Unlike its neighbors, Munjoy South is a thriving and economically and racially diverse neighborhood. Its 29 buildings include units with between one and four bedrooms, available to tenants whose income is either 50%, 60% or 80% of the Portland area median income. Many of the residents are recent immigrants, who tend small gardens to grow unique vegetables. Many are employed and rely on their neighbors to help with child care. It is common for school-aged children to speak two or more languages. The children’s playground is a gathering place for the community and for celebrations.
The threat to this community is real. One has only to look at the threatened loss of 25 units of income-capped housing in Topsham to see how quickly affordability covenants can be threatened by a developer. The owner of Whispering Pines allowed the property to slip into foreclosure and, with the approval of the federal government lender, proposed to sell it to a developer under an agreement that would allow the new owner to eliminate the income caps and exclude tenants without a Section 8 voucher. A competing offer by the local housing authority to purchase the project and maintain the income limits was not accepted by the owner.
Closer to home, Munjoy South is vulnerable to similar sorts of decisions that could be made beyond the control of local decision-makers. The Munjoy South development was built in 1967 using federal urban renewal funds, conditioned on a promise that the 140 units would be available to low-income tenants only, and would be so restricted for the “useful life” of the units, a term of art interpreted as 45 years.
When the complex was sold in 1997, the new owner received some financing that had a 30-year limit on the covenants. Maine Housing (also known as the Maine State Housing Authority) appears to believe that loan also extended the life of the affordability covenant for 45 years, to 2042. The property was sold a second time, in late 2018, and there is reportedly some disagreement between the current owner and Maine Housing as to whether the affordability covenants expire in 2027 (30 years) or in 2042 (45 years). It is also unclear whether Maine Housing would agree to let the owner reorganize the site and build new, upscale units as long as it rebuilds 140 income-limited units somewhere on the site.

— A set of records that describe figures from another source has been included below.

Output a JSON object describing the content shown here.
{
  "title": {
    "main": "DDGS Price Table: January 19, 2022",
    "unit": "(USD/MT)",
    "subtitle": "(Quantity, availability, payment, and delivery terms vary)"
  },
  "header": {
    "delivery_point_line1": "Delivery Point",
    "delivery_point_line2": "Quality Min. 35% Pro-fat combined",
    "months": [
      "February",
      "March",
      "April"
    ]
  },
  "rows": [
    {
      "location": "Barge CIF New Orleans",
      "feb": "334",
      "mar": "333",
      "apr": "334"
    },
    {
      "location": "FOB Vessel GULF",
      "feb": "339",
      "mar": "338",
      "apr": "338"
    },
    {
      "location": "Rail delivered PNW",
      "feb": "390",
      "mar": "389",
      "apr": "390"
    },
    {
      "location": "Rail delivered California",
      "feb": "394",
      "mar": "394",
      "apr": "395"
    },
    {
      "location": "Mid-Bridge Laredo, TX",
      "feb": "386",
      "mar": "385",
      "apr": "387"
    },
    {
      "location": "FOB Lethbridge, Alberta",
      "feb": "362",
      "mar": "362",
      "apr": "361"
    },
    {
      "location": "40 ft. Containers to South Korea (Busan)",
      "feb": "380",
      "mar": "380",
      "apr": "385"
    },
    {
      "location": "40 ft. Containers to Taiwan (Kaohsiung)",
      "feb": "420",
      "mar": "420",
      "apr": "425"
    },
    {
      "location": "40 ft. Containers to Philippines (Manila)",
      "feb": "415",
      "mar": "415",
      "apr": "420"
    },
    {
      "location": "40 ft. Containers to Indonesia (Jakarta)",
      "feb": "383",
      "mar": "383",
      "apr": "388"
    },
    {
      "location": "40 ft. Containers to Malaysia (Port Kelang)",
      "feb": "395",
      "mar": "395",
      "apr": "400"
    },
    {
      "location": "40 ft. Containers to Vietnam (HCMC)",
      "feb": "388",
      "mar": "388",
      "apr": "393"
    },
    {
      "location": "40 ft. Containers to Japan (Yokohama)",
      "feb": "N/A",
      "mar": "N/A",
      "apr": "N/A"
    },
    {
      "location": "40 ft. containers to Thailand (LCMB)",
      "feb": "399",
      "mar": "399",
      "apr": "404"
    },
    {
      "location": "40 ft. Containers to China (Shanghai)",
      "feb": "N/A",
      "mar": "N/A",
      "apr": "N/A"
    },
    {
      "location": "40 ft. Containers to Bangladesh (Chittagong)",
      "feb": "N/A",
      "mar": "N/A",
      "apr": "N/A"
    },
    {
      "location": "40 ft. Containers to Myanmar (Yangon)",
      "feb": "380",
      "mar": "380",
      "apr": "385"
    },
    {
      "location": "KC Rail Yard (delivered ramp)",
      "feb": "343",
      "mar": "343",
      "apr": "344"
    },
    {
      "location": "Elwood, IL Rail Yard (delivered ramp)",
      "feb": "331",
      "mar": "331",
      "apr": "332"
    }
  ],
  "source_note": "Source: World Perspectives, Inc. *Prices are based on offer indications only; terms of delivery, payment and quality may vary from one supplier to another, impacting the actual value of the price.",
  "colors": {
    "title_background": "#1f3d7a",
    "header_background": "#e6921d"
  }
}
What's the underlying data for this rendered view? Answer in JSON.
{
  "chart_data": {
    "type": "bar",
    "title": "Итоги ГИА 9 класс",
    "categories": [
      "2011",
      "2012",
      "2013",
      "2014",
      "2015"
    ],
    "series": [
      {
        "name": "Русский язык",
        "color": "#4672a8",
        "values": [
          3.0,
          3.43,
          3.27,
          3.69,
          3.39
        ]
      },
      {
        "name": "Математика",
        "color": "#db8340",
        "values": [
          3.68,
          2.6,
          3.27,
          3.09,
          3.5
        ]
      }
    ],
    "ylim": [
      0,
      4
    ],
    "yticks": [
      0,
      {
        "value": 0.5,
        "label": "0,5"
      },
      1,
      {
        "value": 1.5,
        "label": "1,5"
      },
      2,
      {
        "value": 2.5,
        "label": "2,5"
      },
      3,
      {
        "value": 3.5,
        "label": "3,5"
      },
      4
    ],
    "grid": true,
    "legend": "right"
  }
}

While the enforcement of affordability covenants is the job of Maine Housing, the city of Portland should be doing everything possible to support the 45-year interpretation. It should also make it clear that it will not support any proposal that would reconfigure the existing housing into a smaller footprint to make room for the construction of new luxury, high-rise housing. That would result in the displacement of existing residents and the very significant disruption of the unique community that now exists in that location. The City Council should anticipate all possible threats to this complex, and act proactively to protect it. It should take an anticipatory position that it will not entertain amending the zoning to accommodate higher-density luxury housing, whether instead of, or in addition to, the current 140 affordable units.
Munjoy South and its affordable units are too important to the city’s and neighborhood’s racial, economic and cultural diversity for the site to be treated as just one more monocultural development opportunity. To lose them would be an inexcusable tragedy.